Recently, the www.sportingintelligence.com website produced a Premier League table drawn to a scale where every point was given the same vertical scale. This type of graph is know as a Cann Table and a website dedicated to them can be found here. The website www.experimental361.com also produced some very attractive charts showing the tables in this visual format.

The spending constraints recently voted in by Premier League clubs are essentially designed prevent club debts by tackling escalating wage costs. Against this background it is interesting to combine the Cann Table with a scaled table of wage costs.  The result is the attached chart:


The right two columns represent the current league table drawn to scale.  The wage costs (shown in the two left columns) are based on either, recently published wage costs for the 2011/12 season, or, where not available, an estimate of the wage bill. 

The wage costs are highly polarised with Man City spending £200m on wages, whereas clubs like Swansea spend only around £35m.
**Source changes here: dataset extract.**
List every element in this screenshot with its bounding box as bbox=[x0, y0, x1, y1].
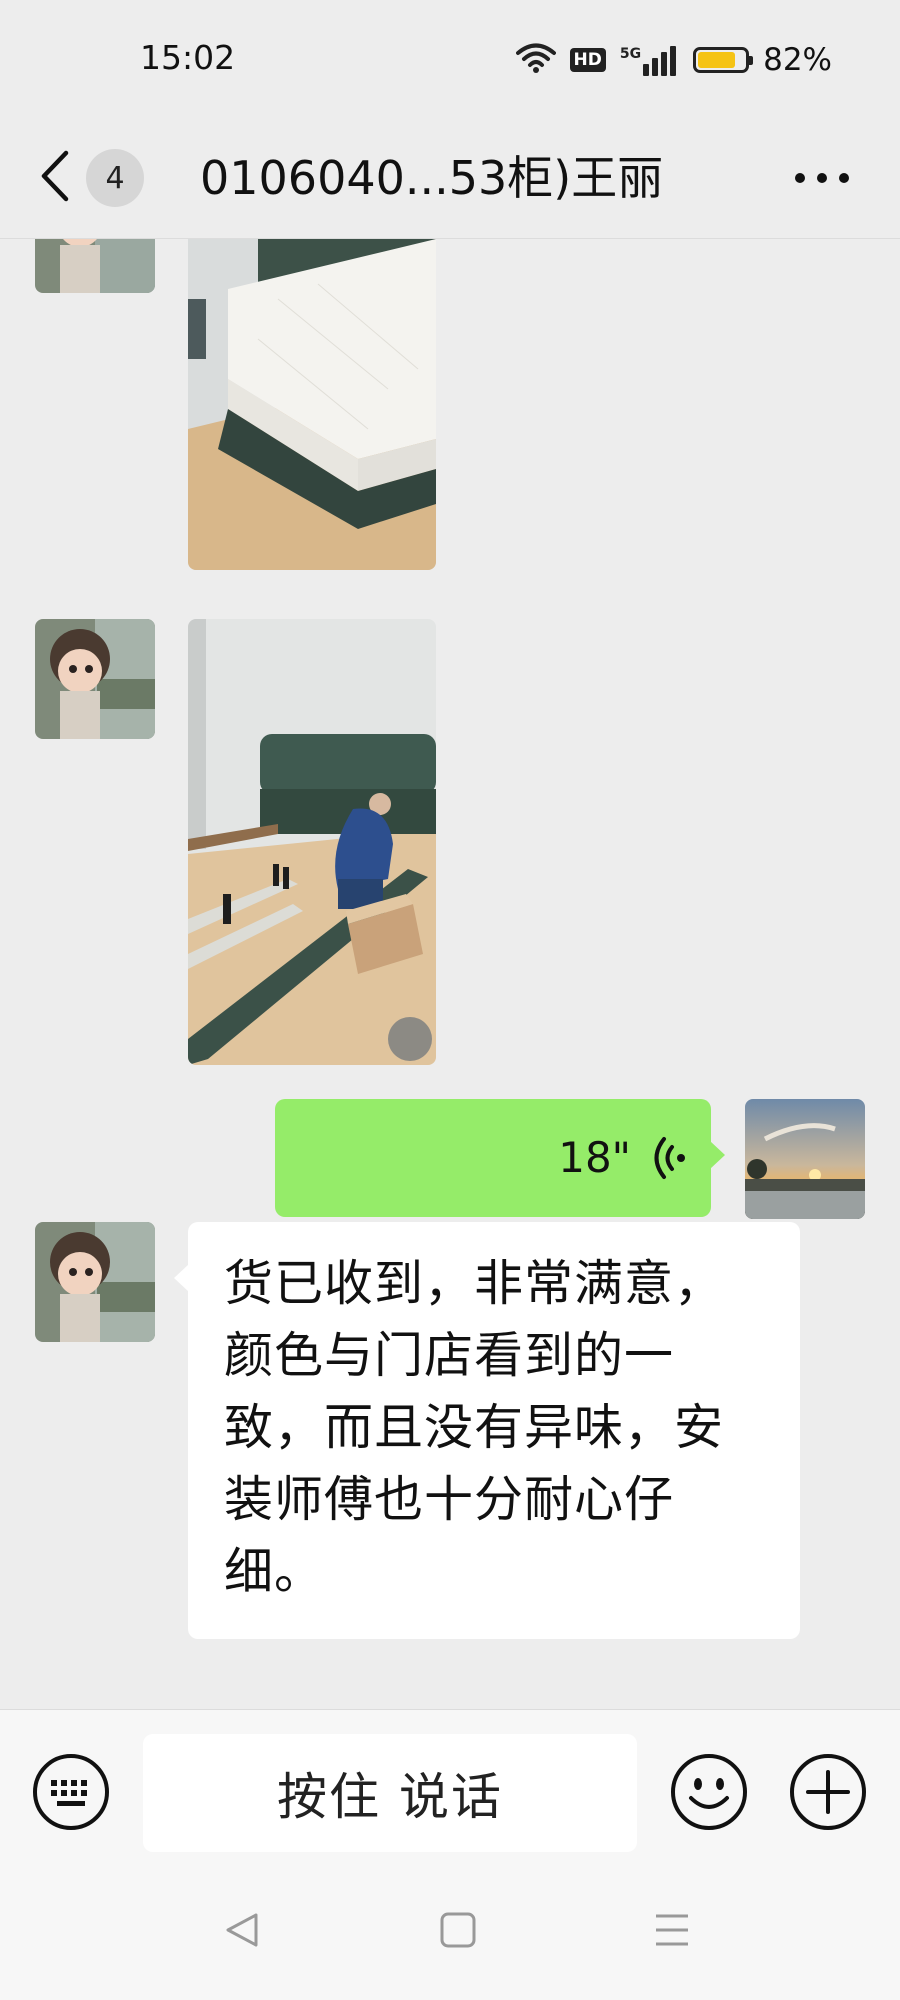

Manchester City's (and Chelsea's) spending generates a stretched table with only a few high wage-paying clubs at the top, but most of the clubs paying broadly similar wages around the lower part of the table.
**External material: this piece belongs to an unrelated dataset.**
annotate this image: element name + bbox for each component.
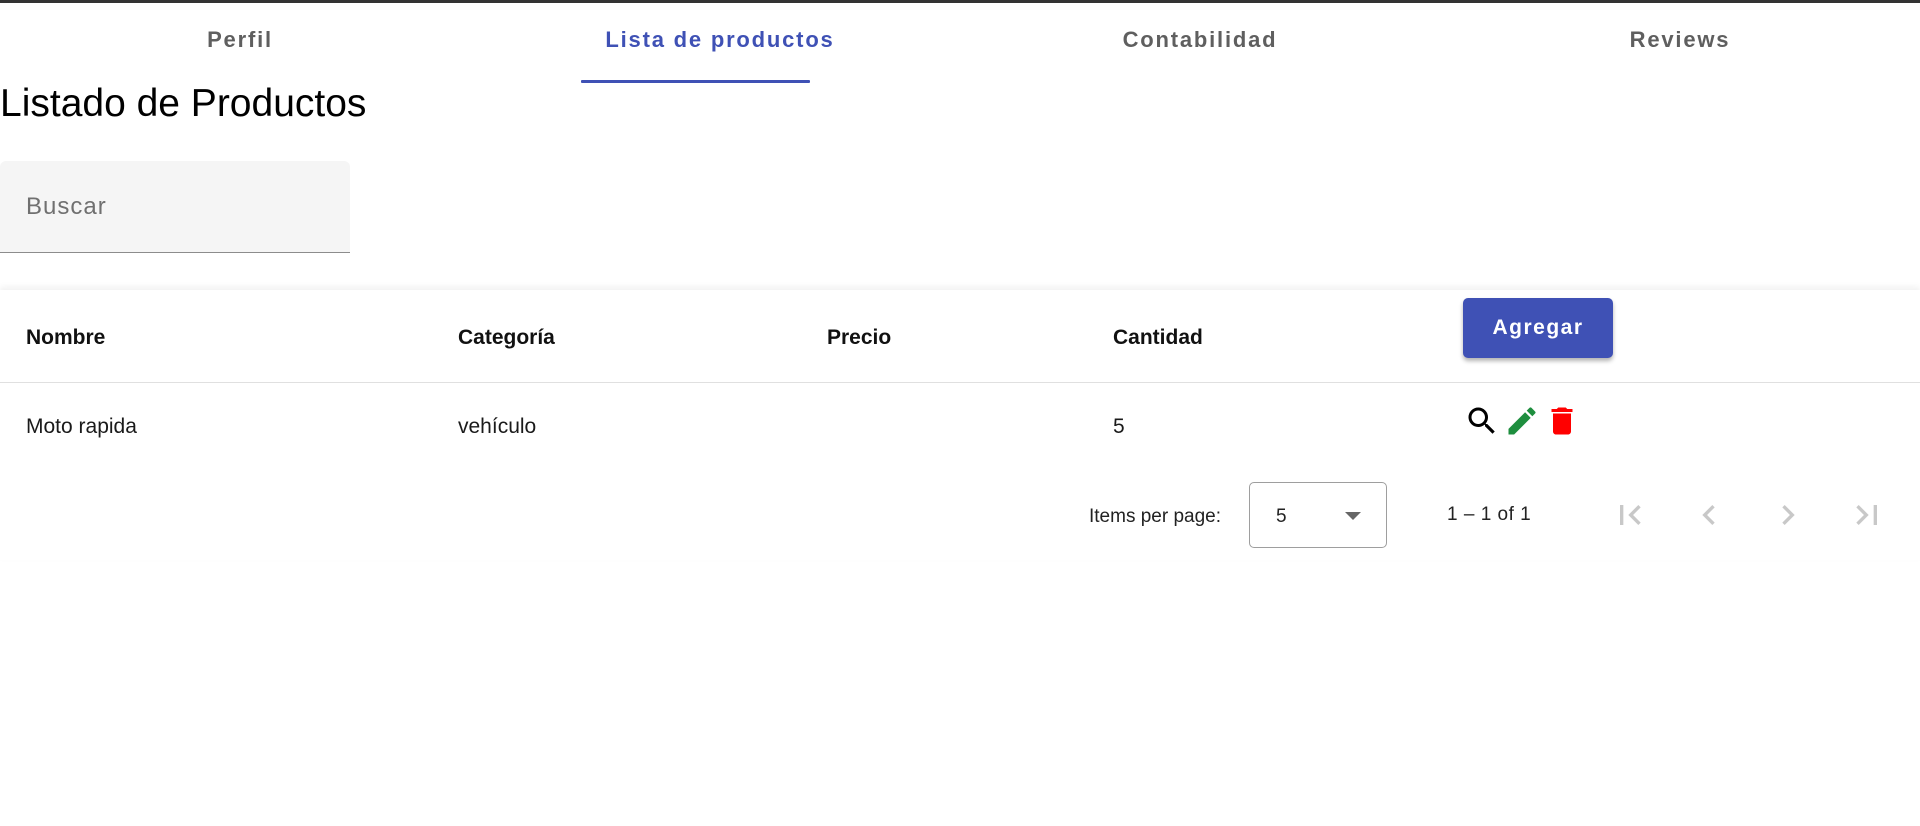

The green and red lines show the clubs that have significantly over-performed (green line) or under-performed (red line) against their wages expenditure.  Looking at the clubs who have most over-performed, we see:

  • Man Utd, Tottenham, Swansea, Everton, West Brom, Stoke, Norwich and Southampton

The  stretching of the wages table has the effect of somewhat over-emphasising the achievements of the lower teams in the league table - however by any standards, these teams have all had a rather good season. 

There are six teams that the table suggests have under-performed given the resources at their disposal:

  • Man City, Chelsea, Arsenal, Liverpool, Villa and QPR

Interestingly, these are the teams where the managers have probably been under most pressure this season.

It is not a perfect model by any means but does articulate the concept that performance expectation is driven by the amount of money a club spends on wages - when a club's league performance falls below this level, the sack-race odds shorten. When the team over-performs compared to their wage-bill, they are often the ones where the managers receive the media plaudits (e.g. Moyes, Laudrup, Villas-Boas and even Ferguson).

We can expect City and Chelsea's spending to be reigned-in as FFP and the PL spending constraints bite. We should start to see the wages element of the chart become less stretched.  One of the risks of the new rules is that Manchester United might take over Manchester City's role as the high spenders in the division. A high wage budget in the hands of a manager who can consistently get the maximum performance from the expenditure, could result in a Premier League procession.

But as the chart shows, there is a distinct difference between having a high wage bill and having a manager who knows what to do with the funds.